Oklahoma Has History Of Earthquakes
By Ashli Sims, The News On 6
JONES, OK -- A pair of earthquakes were felt in central Oklahoma Friday.
An earthquake struck near the central Oklahoma town of Jones Friday morning, rattling parts of the whole state, including Green Country.
The U.S. Geological Survey says the 4.0 earthquake struck at 9:18 a.m. Friday. Jones is located about 17 miles northeast of Oklahoma City.
Believe it or not, quakes actually are not that unusual in The Sooner State.
Scientists say the earth is moving beneath our feet even when we cannot feel it.
"Forty-three earthquakes were recorded in the state of Oklahoma in 2009," said Steve Piltz, National Weather Service.
It turns out tornado alley is riddled with fault lines, active ones, by the feel of it in Jones.
"The chair vibrated a little bit and it was unusual enough that I looked over at the digital clock here in the operations center to note the time, but I didn't even mention it to the people I was talking to at the time," Piltz said.
Steve Piltz says the event didn't really resonate - until the calls started.
A busy line at Oklahoma's Geophysical Survey Observatory in Leonard signaled something more than just a little shake.
"I knew then that something was probably going on and then within a few minutes we got the message within our system that an earthquake had occurred," Piltz said.
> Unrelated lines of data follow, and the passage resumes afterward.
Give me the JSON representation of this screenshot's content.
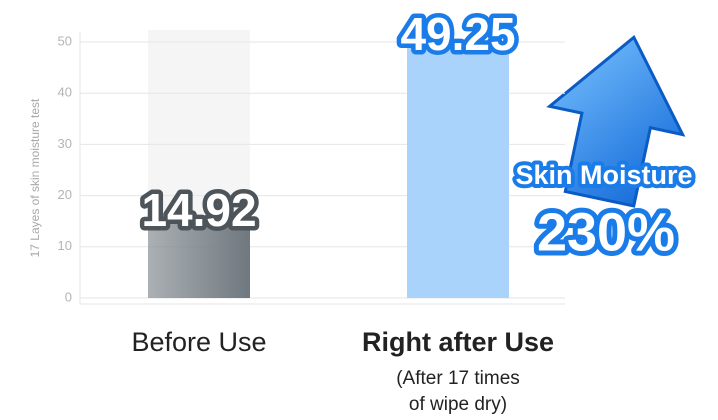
{
  "chart_data": {
    "type": "bar",
    "ylabel": "17 Layes of skin moisture test",
    "categories": [
      "Before Use",
      "Right after Use"
    ],
    "category_note": [
      "(After 17 times",
      "of wipe dry)"
    ],
    "values": [
      14.92,
      49.25
    ],
    "colors": [
      "#6f787f",
      "#a9d3fb"
    ],
    "label_stroke_colors": [
      "#4d555b",
      "#1a7ce8"
    ],
    "ylim": [
      0,
      50
    ],
    "yticks": [
      0,
      10,
      20,
      30,
      40,
      50
    ],
    "grid": true,
    "annotation": [
      "Skin Moisture",
      "230%"
    ]
  }
}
Piltz says an earthquake 15 times stronger than the two that hit Friday rocked Oklahoma in 1952. It was centered near El Reno. The U.S. Geological Survey reports it loosened bricks, buckled tiles and shattered glass. Aftershocks rumbled through the area for weeks.
"There's been some geologic forces at work in the state over time and they still do work," Piltz said.
Piltz says it's not the Oklahoma faults but the big one in the Missouri Valley, called New Madrid, that could really shake-up Green Country.
Back in the 1800s, an eight magnitude earthquake that's ten times stronger than the one that devastated Haiti hit the New Madrid fault and it was likely felt in Oklahoma.
Piltz says history is bound to repeat itself.
"If the New Madrid fault really lets loose with the big earthquake like it's projected, we'll feel that in Tulsa. We'll feel that stronger than we felt the earthquake (Friday)," said Piltz.
Oklahoma averages about 50 earthquakes a year, but many of them never reach the surface, so you cannot feel them.